What is the Headstand?
This is a pose for advanced students: a reversed posture with arm support. In yoga jargon this pose is called “Salamba Shirshasana”. Shirshasana stands for ‘head’ and Salamba for ‘support by arm’. Often this asana is only called Shirshasana. In order to raise the body, the buttocks, thigh-, arm- and abdominal muscles are particularly active. Falling over can definitely happen in this pose. When doing this pose, make sure you do it on a soft surface or a wall to which you can rest against.
What are the effects of the Headstand?
This asana has many advantages when you do it regularly. Because the body is reversed, the blood pressure in your head, neck, shoulders, veins, blood vessels, lungs and legs also changes. The muscles and tissues in the body are activated to be able to stay in the posture. There is more oxygen in your head, which causes 14% more brain activity. This improves focus and prevents depression and anxiety. In addition, a reversed pose has a positive effect on the aging process of the body. It improves the overall body posture and especially strengthens the muscles in the back, shoulders, arms and abdomen. The Headstand also has a positive effect on the immune system and naturally enhances digestion. In short, this asana had a long list of health benefits.
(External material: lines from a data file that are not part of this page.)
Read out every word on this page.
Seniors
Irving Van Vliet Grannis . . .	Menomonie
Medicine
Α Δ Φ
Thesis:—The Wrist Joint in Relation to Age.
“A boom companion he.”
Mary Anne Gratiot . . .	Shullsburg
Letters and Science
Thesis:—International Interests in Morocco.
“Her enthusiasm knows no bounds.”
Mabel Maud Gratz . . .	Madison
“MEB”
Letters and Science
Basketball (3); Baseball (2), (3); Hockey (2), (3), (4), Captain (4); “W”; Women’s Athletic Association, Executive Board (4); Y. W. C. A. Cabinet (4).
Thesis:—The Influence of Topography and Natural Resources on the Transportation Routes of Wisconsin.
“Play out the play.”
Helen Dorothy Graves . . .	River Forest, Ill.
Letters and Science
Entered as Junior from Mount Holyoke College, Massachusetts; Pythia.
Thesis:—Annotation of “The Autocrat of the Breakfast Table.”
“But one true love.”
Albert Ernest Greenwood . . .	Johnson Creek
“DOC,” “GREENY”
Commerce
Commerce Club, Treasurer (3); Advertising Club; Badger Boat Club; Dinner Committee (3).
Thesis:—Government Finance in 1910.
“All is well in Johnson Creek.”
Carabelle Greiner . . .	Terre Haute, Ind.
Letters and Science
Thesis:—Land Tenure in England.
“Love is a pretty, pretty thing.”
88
This is how you do the Headstand
It is best to start from the Child pose. Remain a few breaths in this asana, until the body feels completely relaxed. Then put your hands on the mat and place the top of the head on the mat. It is important to place the hands well at a 90 degree angle where the fingers point towards the face and the fingers are spread for more grip. Stretch the legs and place the toes onto the mat. When you do this, there is automatically more pressure on the head and neck. Give yourself a few breaths to get used to this feeling. When you are ready, bring the knees to the chest one by one and the feet come off the ground. Stay in this position for a moment, check your breathing and then stretch out the legs at ease. Tighten the abdominal and buttocks muscles to remain more stable.
Alternatives
When the abdominal muscles are not trained enough, it can be difficult to bring the knees towards the chest. Alternatively, you can first let the knees rest on the forearms one by one. Left knee on left forearm, right knee on right forearm. Only when it feels stable and you have your breathing under control, you can first stretch one leg and then the next leg. When the Child Posture does not feel comfortable to do, an alternative is somersaulting before doing the Headstand.
The most important thing in the Headstand is doing what feels good for your body. Respect the limits that the body indicates and do not go over it. And as for so many things: if you practice regularly, it’s will get easier every single time.